I take pride in having had the opportunity to serve as a teaching student at Penn for the past two and a half years, and some of the students I had the privilege to serve graduated this past weekend. I realize how special of an occasion graduation from college is, and how upset my friends are that a proper celebration is not possible at the moment due to the global pandemic. Very thoughtfully, President Gutmann announced that Penn plans to hold an in-person graduation ceremony next year for the Class of 2020. In the meantime, however, I decided to write a message in an attempt to give this occasion the recognition it deserves.
Let me begin by giving my most sincere condolences to the members of our community who have lost loved ones as a result of the COVID-19 pandemic, and the many others who have been impacted by the economic downfall it has caused. We have seen better days, and I hope our sense of responsibility and community can help minimize the suffering of the members of our community in the days that follow. Words cannot portray how grateful I am for the heroic efforts put in by medical care providers inside and outside of Penn to protect the physical and mental health of our society.

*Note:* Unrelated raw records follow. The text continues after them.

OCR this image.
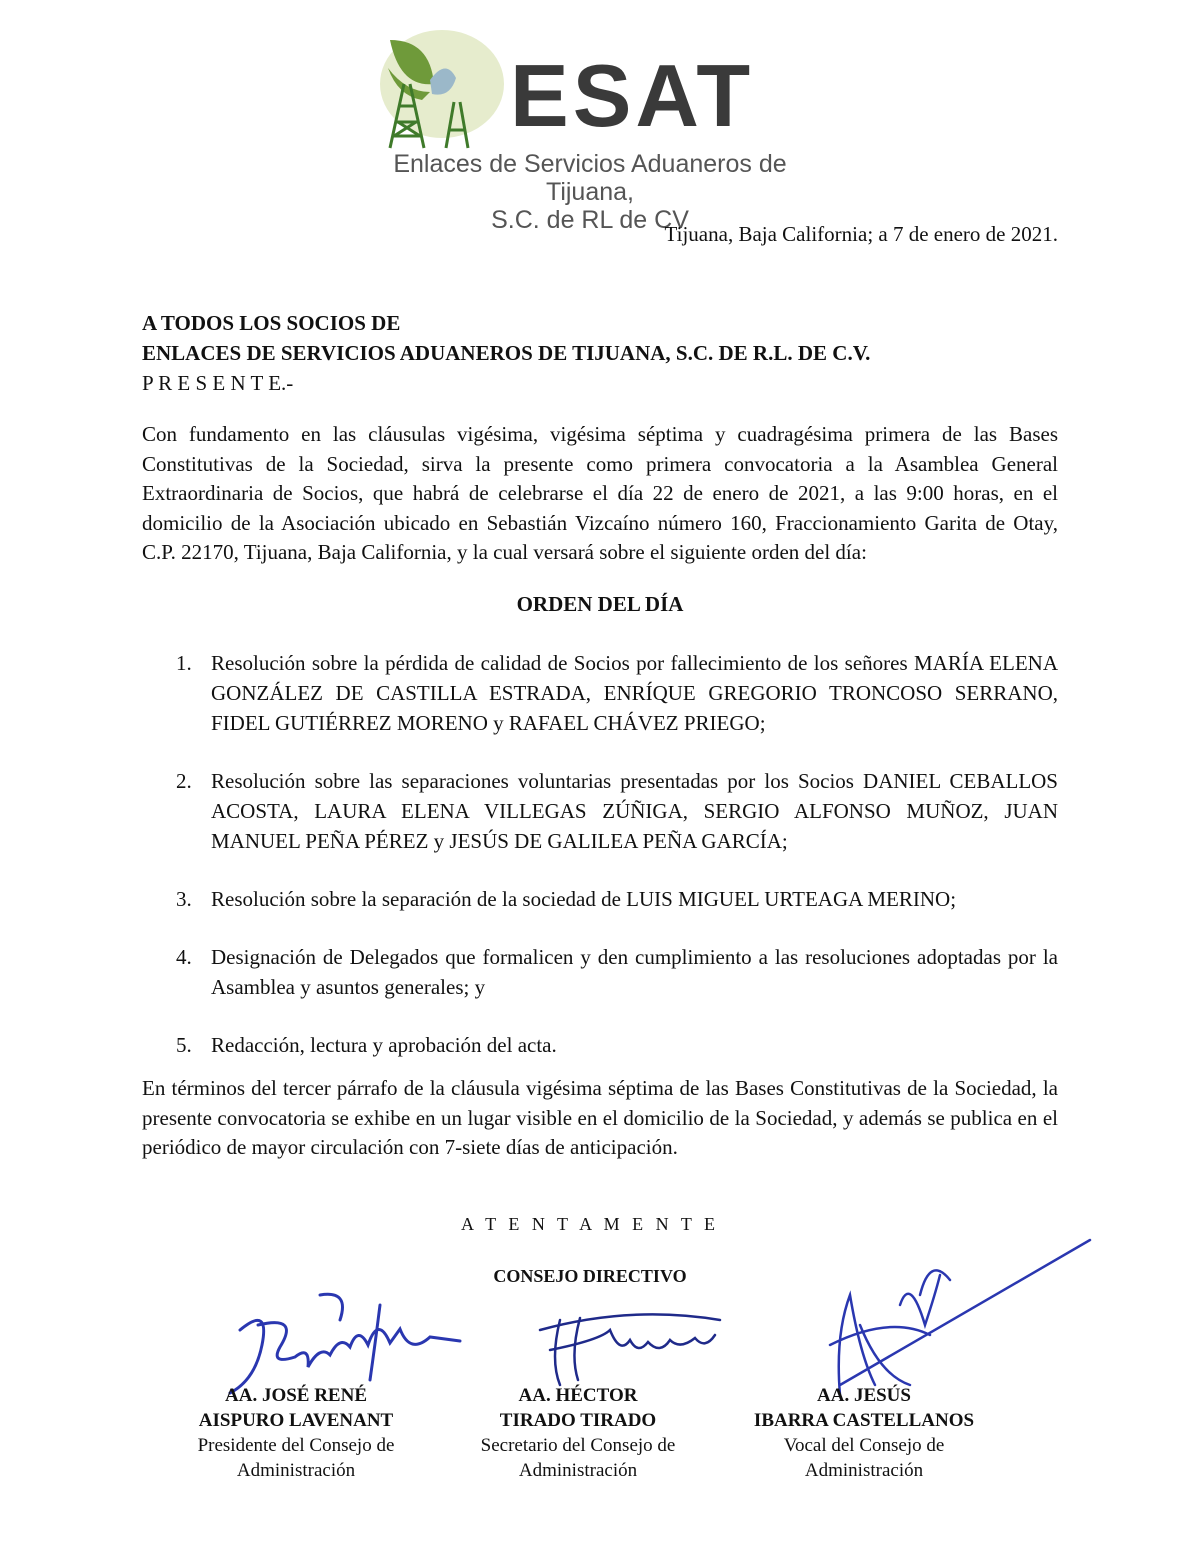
ESAT
Enlaces de Servicios Aduaneros de Tijuana,
S.C. de RL de CV
Tijuana, Baja California; a 7 de enero de 2021.
A TODOS LOS SOCIOS DE
ENLACES DE SERVICIOS ADUANEROS DE TIJUANA, S.C. DE R.L. DE C.V.
P R E S E N T E.-

Con fundamento en las cláusulas vigésima, vigésima séptima y cuadragésima primera de las Bases Constitutivas de la Sociedad, sirva la presente como primera convocatoria a la Asamblea General Extraordinaria de Socios, que habrá de celebrarse el día 22 de enero de 2021, a las 9:00 horas, en el domicilio de la Asociación ubicado en Sebastián Vizcaíno número 160, Fraccionamiento Garita de Otay, C.P. 22170, Tijuana, Baja California, y la cual versará sobre el siguiente orden del día:

ORDEN DEL DÍA
1. Resolución sobre la pérdida de calidad de Socios por fallecimiento de los señores MARÍA ELENA GONZÁLEZ DE CASTILLA ESTRADA, ENRÍQUE GREGORIO TRONCOSO SERRANO, FIDEL GUTIÉRREZ MORENO y RAFAEL CHÁVEZ PRIEGO;
2. Resolución sobre las separaciones voluntarias presentadas por los Socios DANIEL CEBALLOS ACOSTA, LAURA ELENA VILLEGAS ZÚÑIGA, SERGIO ALFONSO MUÑOZ, JUAN MANUEL PEÑA PÉREZ y JESÚS DE GALILEA PEÑA GARCÍA;
3. Resolución sobre la separación de la sociedad de LUIS MIGUEL URTEAGA MERINO;
4. Designación de Delegados que formalicen y den cumplimiento a las resoluciones adoptadas por la Asamblea y asuntos generales; y
5. Redacción, lectura y aprobación del acta.

En términos del tercer párrafo de la cláusula vigésima séptima de las Bases Constitutivas de la Sociedad, la presente convocatoria se exhibe en un lugar visible en el domicilio de la Sociedad, y además se publica en el periódico de mayor circulación con 7-siete días de anticipación.

A T E N T A M E N T E
CONSEJO DIRECTIVO
AA. JOSÉ RENÉ
AISPURO LAVENANT
Presidente del Consejo de
Administración
AA. HÉCTOR
TIRADO TIRADO
Secretario del Consejo de
Administración
AA. JESÚS
IBARRA CASTELLANOS
Vocal del Consejo de
Administración
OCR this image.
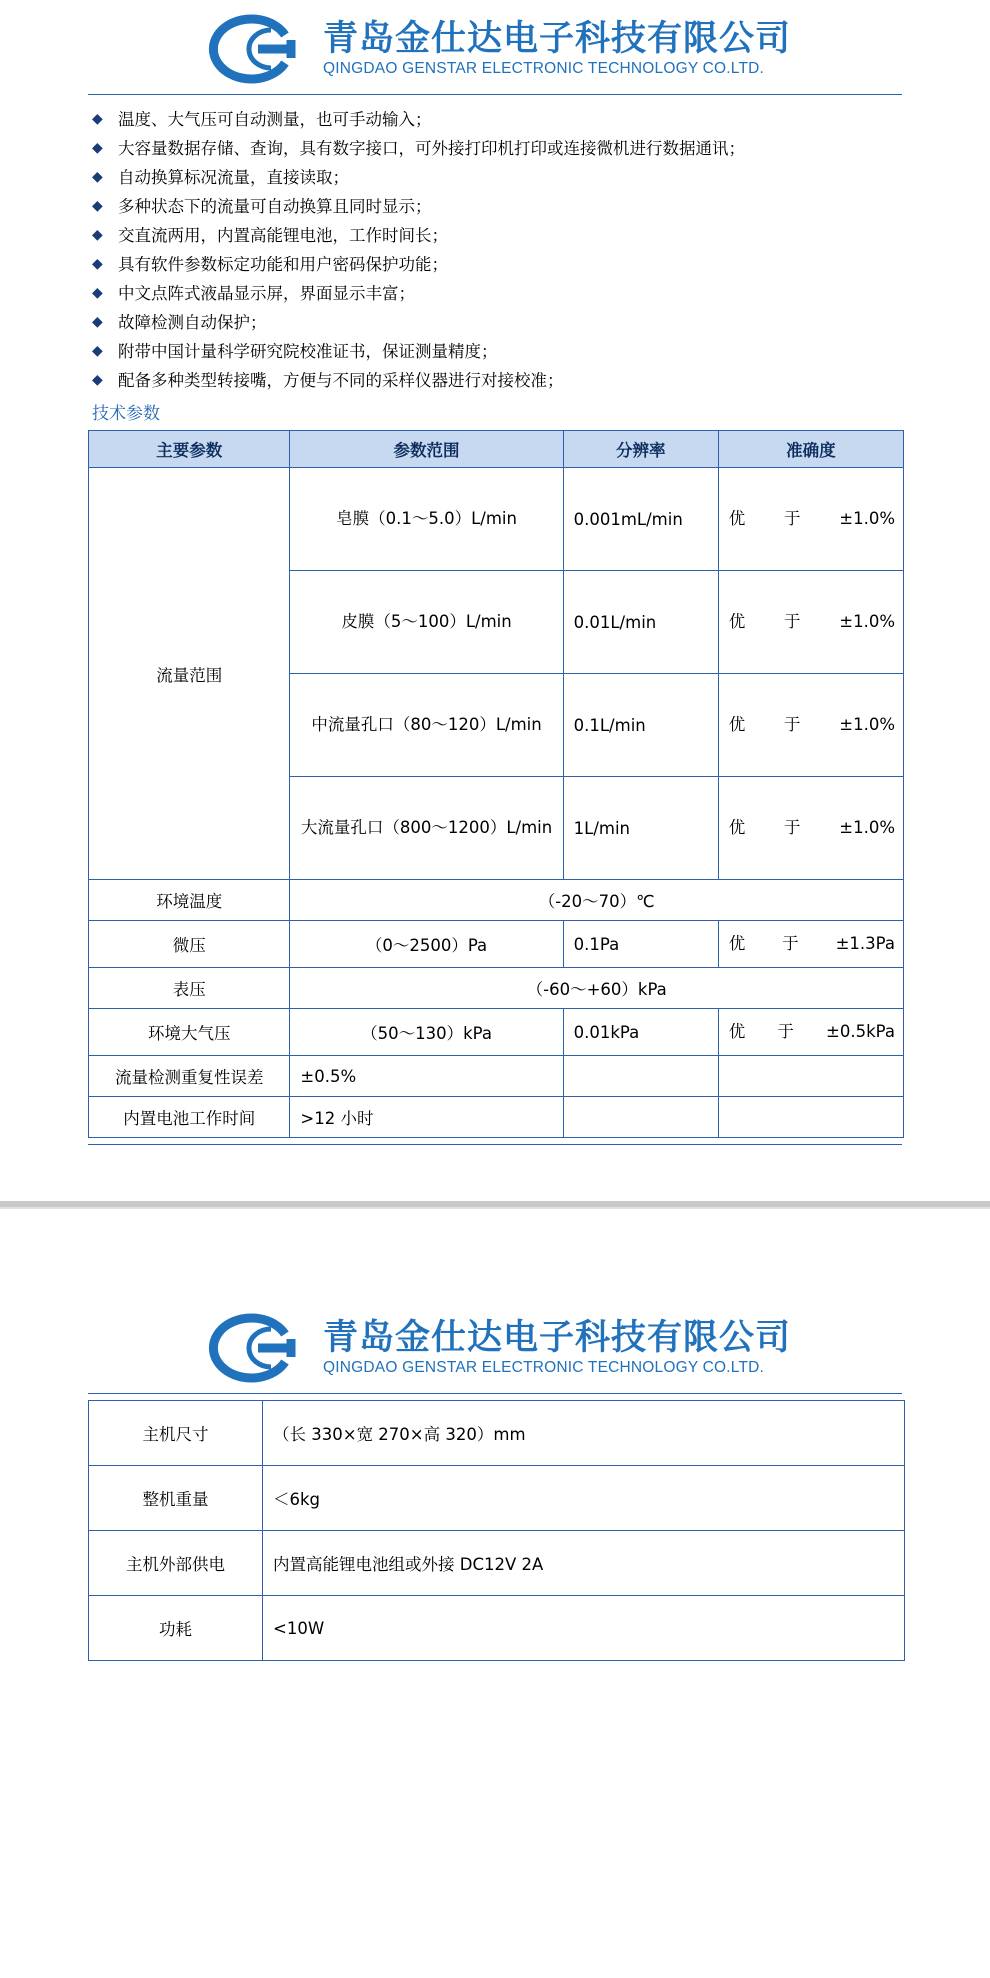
青岛金仕达电子科技有限公司
QINGDAO GENSTAR ELECTRONIC TECHNOLOGY CO.LTD.
◆ 温度、大气压可自动测量，也可手动输入；
◆ 大容量数据存储、查询，具有数字接口，可外接打印机打印或连接微机进行数据通讯；
◆ 自动换算标况流量，直接读取；
◆ 多种状态下的流量可自动换算且同时显示；
◆ 交直流两用，内置高能锂电池，工作时间长；
◆ 具有软件参数标定功能和用户密码保护功能；
◆ 中文点阵式液晶显示屏，界面显示丰富；
◆ 故障检测自动保护；
◆ 附带中国计量科学研究院校准证书，保证测量精度；
◆ 配备多种类型转接嘴，方便与不同的采样仪器进行对接校准；
技术参数
主要参数	参数范围	分辨率	准确度
流量范围	皂膜（0.1～5.0）L/min	0.001mL/min	优 于 ±1.0%
	皮膜（5～100）L/min	0.01L/min	优 于 ±1.0%
	中流量孔口（80～120）L/min	0.1L/min	优 于 ±1.0%
	大流量孔口（800～1200）L/min	1L/min	优 于 ±1.0%
环境温度	（-20～70）℃		
微压	（0～2500）Pa	0.1Pa	优 于 ±1.3Pa
表压	（-60～+60）kPa		
环境大气压	（50～130）kPa	0.01kPa	优 于 ±0.5kPa
流量检测重复性误差	±0.5%		
内置电池工作时间	>12 小时		
青岛金仕达电子科技有限公司
QINGDAO GENSTAR ELECTRONIC TECHNOLOGY CO.LTD.
主机尺寸	（长 330×宽 270×高 320）mm
整机重量	＜6kg
主机外部供电	内置高能锂电池组或外接 DC12V 2A
功耗	<10W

To the Class of 2020, I want to express my deepest gratitude for the contributions you have made, and for giving me an opportunity to learn with you and from you. I am proud to have served you, for you are the future. You are the people our society has invested in to find solutions for the challenges ahead. And while I cannot ascertain that Penn has provided you with the necessary tools, my observation was that we cared, and we tried.
Life is unfair, and the hope was that we could employ human nature to offset that unfairness. We devised laws to protect ourselves from the inherent unfairness of life. Laws are confinements, and freedom is the freedom to choose the right confinement with the measure of morals. The demise of morality brings about the demise of society. You just became Penn alumni, and it is on you to stand against “laws without morals." The most important thing I learned from Penn is that both people and ideas are diverse, and that inclusiveness and tolerance are key to the wellbeing of society. It is now on you to live and propagate this message.
I have faith in you, and I am proud of you. I know you will bring us to better days and make an impact on the lives of so many, and that you will change the “laws without morals” and stand for your freedom. I wish you wisdom for decisions you will have to make, perseverance for what you have to endure, and lots of love to give.